There was particular weakness in manufacturing (-23.1k) and construction (-21.3k) with transportation also seeing a decline in jobs. Public sector jobs rose 28,700 after a 32,600 increase in September, but we have to consider that some of these jobs were related to temporary hiring because of the federal election. As such, there is a strong chance they will unwind. Nonetheless, decent wage growth should keep confidence supported and the consumer is likely to remain the key bright spot in the economy.
Canada jobs growth (000s)
Source: Bloomberg, ING
Data worries mount
Outside of the consumer sector, recent data has highlighted a weakening trade balance and slower business investment growth, which is unsurprising given Canada's relatively high exposure to commodities and external trade. This has been compounded by the strength of Canada's dollar. Moreover, the IVEY manufacturing PMI has been in sub-50 contraction territory for the past two months, underlining the downside growth risks for 2H19. Key US indicators, such as the ISM, also highlight the risks for activity.
US ISM highlights downside risks for Canada
Source: Macrobond, ING
Gearing up for a BoC rate cut
Recent comments from the Bank of Canada suggest a reluctance to cut interest rates, but an acknowledgement they may have to. Governor Stephen Poloz said after last week's decision that "it's obvious that none of us has much room to manoeuvre, and some central banks have literally none left.
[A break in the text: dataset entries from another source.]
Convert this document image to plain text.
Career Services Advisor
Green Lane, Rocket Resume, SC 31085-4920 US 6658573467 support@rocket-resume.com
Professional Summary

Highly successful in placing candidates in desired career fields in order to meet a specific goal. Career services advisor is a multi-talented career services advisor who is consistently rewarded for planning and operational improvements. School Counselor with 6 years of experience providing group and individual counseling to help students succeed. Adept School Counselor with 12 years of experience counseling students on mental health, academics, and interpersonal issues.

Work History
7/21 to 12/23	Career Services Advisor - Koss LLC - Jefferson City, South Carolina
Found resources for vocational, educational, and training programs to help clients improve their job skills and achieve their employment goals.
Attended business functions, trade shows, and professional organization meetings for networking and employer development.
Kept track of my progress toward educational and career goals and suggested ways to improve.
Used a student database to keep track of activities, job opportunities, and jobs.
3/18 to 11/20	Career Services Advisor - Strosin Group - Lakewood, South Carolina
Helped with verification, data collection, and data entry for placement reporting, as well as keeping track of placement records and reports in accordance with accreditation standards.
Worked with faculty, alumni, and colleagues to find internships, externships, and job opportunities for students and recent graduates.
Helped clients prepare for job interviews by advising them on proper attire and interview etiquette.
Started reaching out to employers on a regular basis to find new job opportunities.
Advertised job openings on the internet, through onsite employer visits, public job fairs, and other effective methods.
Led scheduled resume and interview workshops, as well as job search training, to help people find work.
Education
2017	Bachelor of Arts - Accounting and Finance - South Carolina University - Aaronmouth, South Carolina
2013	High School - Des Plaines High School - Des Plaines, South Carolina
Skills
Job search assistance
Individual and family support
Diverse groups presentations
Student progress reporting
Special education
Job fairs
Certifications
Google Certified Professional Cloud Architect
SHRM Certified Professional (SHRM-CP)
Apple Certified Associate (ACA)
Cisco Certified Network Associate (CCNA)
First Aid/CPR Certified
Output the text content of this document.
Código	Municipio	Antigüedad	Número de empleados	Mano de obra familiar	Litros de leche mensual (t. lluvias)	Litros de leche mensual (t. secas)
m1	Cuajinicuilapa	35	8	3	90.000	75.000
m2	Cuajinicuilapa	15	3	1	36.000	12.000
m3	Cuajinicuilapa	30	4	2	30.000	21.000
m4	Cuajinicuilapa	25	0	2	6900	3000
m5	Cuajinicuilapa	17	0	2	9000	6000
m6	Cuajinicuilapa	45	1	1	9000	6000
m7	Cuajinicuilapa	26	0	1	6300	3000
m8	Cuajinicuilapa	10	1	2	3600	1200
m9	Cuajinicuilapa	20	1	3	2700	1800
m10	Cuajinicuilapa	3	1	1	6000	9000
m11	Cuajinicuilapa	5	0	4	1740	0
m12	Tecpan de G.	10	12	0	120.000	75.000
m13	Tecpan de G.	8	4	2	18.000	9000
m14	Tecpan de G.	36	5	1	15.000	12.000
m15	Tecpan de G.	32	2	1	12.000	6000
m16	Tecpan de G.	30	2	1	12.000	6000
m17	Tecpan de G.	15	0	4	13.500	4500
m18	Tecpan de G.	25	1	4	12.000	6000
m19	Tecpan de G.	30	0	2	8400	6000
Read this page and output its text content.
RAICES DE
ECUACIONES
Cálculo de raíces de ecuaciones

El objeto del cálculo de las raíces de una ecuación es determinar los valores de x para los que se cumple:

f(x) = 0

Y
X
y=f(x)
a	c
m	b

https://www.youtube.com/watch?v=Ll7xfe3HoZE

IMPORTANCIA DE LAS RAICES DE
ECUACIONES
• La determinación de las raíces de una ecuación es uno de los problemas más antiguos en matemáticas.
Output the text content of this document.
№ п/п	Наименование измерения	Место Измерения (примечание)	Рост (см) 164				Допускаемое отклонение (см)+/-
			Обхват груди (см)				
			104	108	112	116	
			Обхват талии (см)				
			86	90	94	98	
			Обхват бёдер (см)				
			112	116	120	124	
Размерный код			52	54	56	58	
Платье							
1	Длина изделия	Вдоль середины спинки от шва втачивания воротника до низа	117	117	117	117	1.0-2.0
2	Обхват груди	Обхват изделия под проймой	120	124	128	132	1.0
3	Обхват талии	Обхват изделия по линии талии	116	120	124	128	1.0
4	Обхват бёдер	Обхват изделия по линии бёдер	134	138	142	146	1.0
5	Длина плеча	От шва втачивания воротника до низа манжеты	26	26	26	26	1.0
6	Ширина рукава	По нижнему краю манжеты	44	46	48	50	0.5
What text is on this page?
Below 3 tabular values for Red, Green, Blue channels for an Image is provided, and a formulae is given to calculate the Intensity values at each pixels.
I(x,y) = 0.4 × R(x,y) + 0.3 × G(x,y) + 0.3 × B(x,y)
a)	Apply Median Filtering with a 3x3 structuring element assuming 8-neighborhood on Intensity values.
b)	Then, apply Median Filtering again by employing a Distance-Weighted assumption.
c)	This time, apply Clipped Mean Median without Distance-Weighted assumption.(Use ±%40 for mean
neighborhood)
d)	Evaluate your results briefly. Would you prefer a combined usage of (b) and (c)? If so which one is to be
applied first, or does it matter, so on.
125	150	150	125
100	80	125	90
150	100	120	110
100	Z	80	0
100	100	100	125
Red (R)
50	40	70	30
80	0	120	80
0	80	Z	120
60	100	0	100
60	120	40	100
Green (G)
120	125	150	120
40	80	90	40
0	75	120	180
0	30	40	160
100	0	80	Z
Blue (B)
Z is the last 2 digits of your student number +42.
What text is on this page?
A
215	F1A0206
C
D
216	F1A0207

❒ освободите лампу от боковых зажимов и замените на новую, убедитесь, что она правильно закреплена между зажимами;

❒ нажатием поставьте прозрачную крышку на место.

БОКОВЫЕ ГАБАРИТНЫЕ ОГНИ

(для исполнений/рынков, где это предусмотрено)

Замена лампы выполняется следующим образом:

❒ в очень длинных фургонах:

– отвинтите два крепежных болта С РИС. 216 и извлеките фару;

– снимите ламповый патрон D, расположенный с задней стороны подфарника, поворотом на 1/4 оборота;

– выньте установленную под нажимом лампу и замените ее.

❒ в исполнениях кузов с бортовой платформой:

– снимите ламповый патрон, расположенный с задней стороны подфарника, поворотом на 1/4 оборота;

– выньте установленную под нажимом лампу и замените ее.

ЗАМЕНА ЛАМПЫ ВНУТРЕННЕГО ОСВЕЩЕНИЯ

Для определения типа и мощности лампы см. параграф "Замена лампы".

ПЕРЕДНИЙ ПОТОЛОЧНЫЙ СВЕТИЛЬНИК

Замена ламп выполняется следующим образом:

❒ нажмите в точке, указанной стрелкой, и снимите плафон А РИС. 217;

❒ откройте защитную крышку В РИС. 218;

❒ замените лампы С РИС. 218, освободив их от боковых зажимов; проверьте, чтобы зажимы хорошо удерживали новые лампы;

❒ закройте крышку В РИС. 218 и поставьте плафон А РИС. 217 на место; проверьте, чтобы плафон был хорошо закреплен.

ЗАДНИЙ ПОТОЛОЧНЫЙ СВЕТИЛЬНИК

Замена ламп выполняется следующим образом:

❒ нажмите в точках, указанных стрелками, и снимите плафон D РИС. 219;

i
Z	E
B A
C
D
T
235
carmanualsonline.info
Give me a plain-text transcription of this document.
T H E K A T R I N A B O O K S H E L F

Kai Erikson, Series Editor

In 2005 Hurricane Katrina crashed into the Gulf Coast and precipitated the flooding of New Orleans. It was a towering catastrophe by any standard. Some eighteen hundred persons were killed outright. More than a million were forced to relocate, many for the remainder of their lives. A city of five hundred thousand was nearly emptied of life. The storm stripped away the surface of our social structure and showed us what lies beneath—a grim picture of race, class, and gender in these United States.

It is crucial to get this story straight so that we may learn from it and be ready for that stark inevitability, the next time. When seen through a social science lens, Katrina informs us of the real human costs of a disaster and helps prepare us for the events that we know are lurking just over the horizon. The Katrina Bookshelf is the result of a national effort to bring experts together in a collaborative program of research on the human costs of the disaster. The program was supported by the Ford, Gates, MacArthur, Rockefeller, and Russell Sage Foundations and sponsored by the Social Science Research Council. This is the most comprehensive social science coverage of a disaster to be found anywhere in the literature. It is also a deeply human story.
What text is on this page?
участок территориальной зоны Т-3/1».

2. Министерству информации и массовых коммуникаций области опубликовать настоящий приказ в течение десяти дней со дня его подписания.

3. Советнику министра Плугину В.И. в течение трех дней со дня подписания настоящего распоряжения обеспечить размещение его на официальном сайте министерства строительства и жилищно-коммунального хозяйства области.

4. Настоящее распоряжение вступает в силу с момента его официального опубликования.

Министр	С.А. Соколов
This is when fiscal policy is most powerful and monetary policy is the least powerful". This will put the pressure on the Liberal minority government to offer some stimulus, but that won't come quickly and we suspect that the data will force the BoC's hand.
Ahead of the 4 December policy decision, the BoC said the 29 November GDP report will be the "determinant". The BoC has already laid the groundwork given its discussion of an "insurance cut". We think it will happen, especially when you consider Canada has the highest policy rate among major economies, which is adding to upside pressure on the Canadian dollar and eroding international competitiveness.